Солнечный свет пробивался сквозь разбитые оконные стекла. В кафе и на улице стояла оглушающая тишина: ни проезжающего мимо автомобиля, ни шума льющейся воды на кухне. Только солнечный свет и тишина — и эти вытаращенные глаза Луизы Оливер.
Он перегнулся через столик, стараясь хотя бы на мгновение завладеть вниманием ее водянистых глаз.
— Дорогая, — мягко произнес он, — я не могу не уважать ваши убеждения, но смею заметить, что они непрактичны.
Она с удивлением посмотрела на него и тут же отвела глаза. «НЕТ, НЕТ, РОЛЬФ, Я НЕ ПОСМЕЮ ЖИТЬ С ВАМИ В ГРЕХЕ».
Последнее время Рольф постоянно думал о женщинах, любых: русских, француженках, мексиканках и шоколадных девочках с африканского побережья. Он провел три месяца в полуразрушенном здании Рочестерской радиостанции, жадно вслушиваясь в живые человеческие голоса, пока они еще были. Он узнавал новости по сообщениям из Швеции, где в уцелевшей колонии нашли прибежище несколько министров правительства Великобритании.
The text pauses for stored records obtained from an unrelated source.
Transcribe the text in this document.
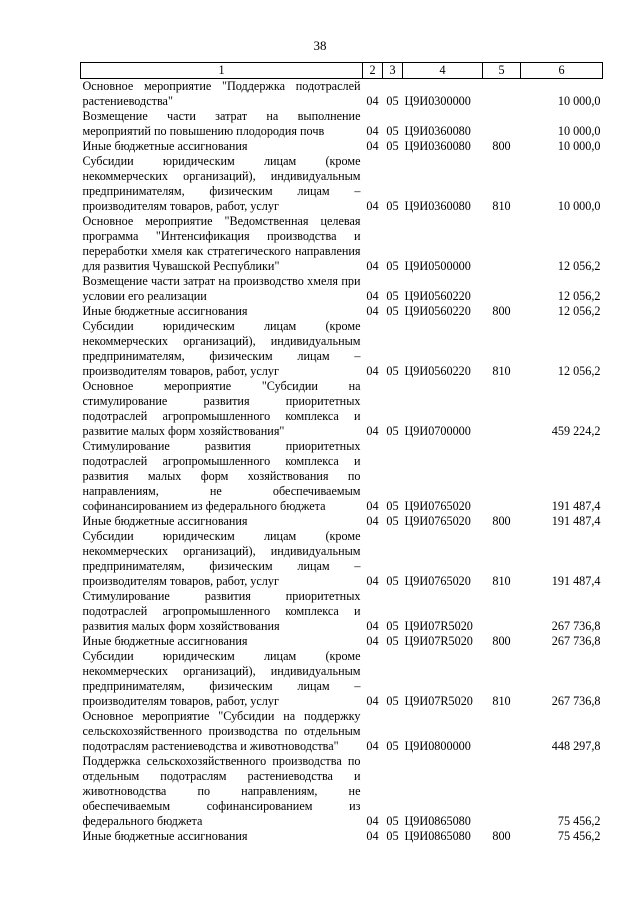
38
1	2	3	4	5	6
Основное мероприятие "Поддержка подотраслей растениеводства"	04	05	Ц9И0300000		10 000,0
Возмещение части затрат на выполнение мероприятий по повышению плодородия почв	04	05	Ц9И0360080		10 000,0
Иные бюджетные ассигнования	04	05	Ц9И0360080	800	10 000,0
Субсидии юридическим лицам (кроме некоммерческих организаций), индивидуальным предпринимателям, физическим лицам – производителям товаров, работ, услуг	04	05	Ц9И0360080	810	10 000,0
Основное мероприятие "Ведомственная целевая программа "Интенсификация производства и переработки хмеля как стратегического направления для развития Чувашской Республики"	04	05	Ц9И0500000		12 056,2
Возмещение части затрат на производство хмеля при условии его реализации	04	05	Ц9И0560220		12 056,2
Иные бюджетные ассигнования	04	05	Ц9И0560220	800	12 056,2
Субсидии юридическим лицам (кроме некоммерческих организаций), индивидуальным предпринимателям, физическим лицам – производителям товаров, работ, услуг	04	05	Ц9И0560220	810	12 056,2
Основное мероприятие "Субсидии на стимулирование развития приоритетных подотраслей агропромышленного комплекса и развитие малых форм хозяйствования"	04	05	Ц9И0700000		459 224,2
Стимулирование развития приоритетных подотраслей агропромышленного комплекса и развития малых форм хозяйствования по направлениям, не обеспечиваемым софинансированием из федерального бюджета	04	05	Ц9И0765020		191 487,4
Иные бюджетные ассигнования	04	05	Ц9И0765020	800	191 487,4
Субсидии юридическим лицам (кроме некоммерческих организаций), индивидуальным предпринимателям, физическим лицам – производителям товаров, работ, услуг	04	05	Ц9И0765020	810	191 487,4
Стимулирование развития приоритетных подотраслей агропромышленного комплекса и развития малых форм хозяйствования	04	05	Ц9И07R5020		267 736,8
Иные бюджетные ассигнования	04	05	Ц9И07R5020	800	267 736,8
Субсидии юридическим лицам (кроме некоммерческих организаций), индивидуальным предпринимателям, физическим лицам – производителям товаров, работ, услуг	04	05	Ц9И07R5020	810	267 736,8
Основное мероприятие "Субсидии на поддержку сельскохозяйственного производства по отдельным подотраслям растениеводства и животноводства"	04	05	Ц9И0800000		448 297,8
Поддержка сельскохозяйственного производства по отдельным подотраслям растениеводства и животноводства по направлениям, не обеспечиваемым софинансированием из федерального бюджета	04	05	Ц9И0865080		75 456,2
Иные бюджетные ассигнования	04	05	Ц9И0865080	800	75 456,2
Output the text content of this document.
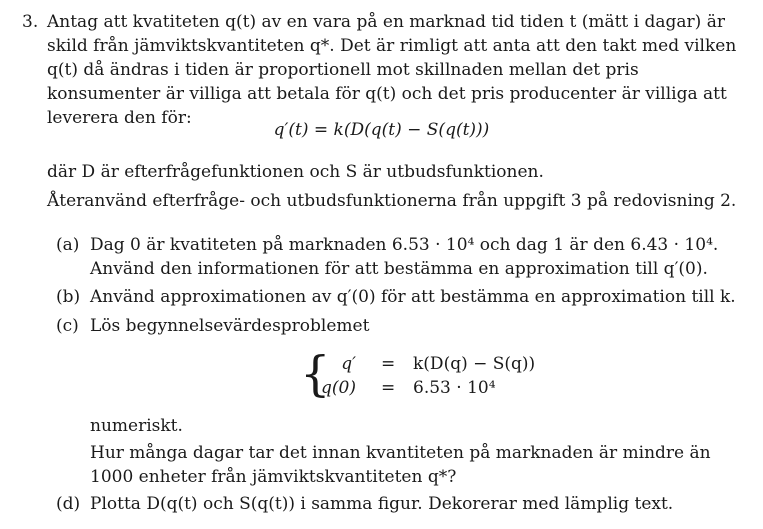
3. Antag att kvatiteten q(t) av en vara på en marknad tid tiden t (mätt i dagar) är skild från jämviktskvantiteten q*. Det är rimligt att anta att den takt med vilken q(t) då ändras i tiden är proportionell mot skillnaden mellan det pris konsumenter är villiga att betala för q(t) och det pris producenter är villiga att leverera den för:
q′(t) = k(D(q(t) − S(q(t)))
där D är efterfrågefunktionen och S är utbudsfunktionen.
Återanvänd efterfråge- och utbudsfunktionerna från uppgift 3 på redovisning 2.
(a) Dag 0 är kvatiteten på marknaden 6.53 · 10⁴ och dag 1 är den 6.43 · 10⁴. Använd den informationen för att bestämma en approximation till q′(0).
(b) Använd approximationen av q′(0) för att bestämma en approximation till k.
(c) Lös begynnelsevärdesproblemet
{ q′ = k(D(q) − S(q))
q(0) = 6.53 · 10⁴
numeriskt.
Hur många dagar tar det innan kvantiteten på marknaden är mindre än 1000 enheter från jämviktskvantiteten q*?
(d) Plotta D(q(t) och S(q(t)) i samma figur. Dekorerar med lämplig text.
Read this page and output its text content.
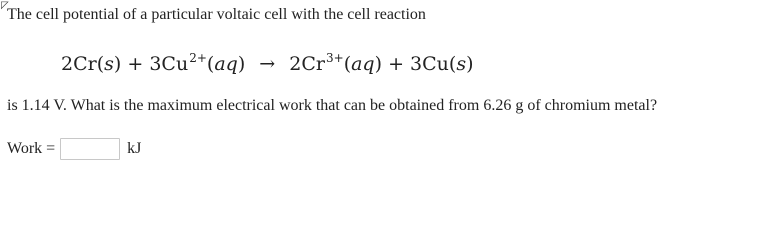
◸
The cell potential of a particular voltaic cell with the cell reaction
$2Cr(s) + 3Cu^{2+}(aq) \to 2Cr^{3+}(aq) + 3Cu(s)$
is 1.14 V. What is the maximum electrical work that can be obtained from 6.26 g of chromium metal?
Work =	kJ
Они сообщали, что Европы больше нет. Просто нет. Не осталось ни одного акра земли, не отравленного радиоактивной пылью. У них было два самолета и достаточное количество топлива, чтобы переправиться на какой-либо континент. Но где не подстерегала их смерть? Трое из них затем умерли от чумы, потом еще одиннадцать, потом… все было кончено.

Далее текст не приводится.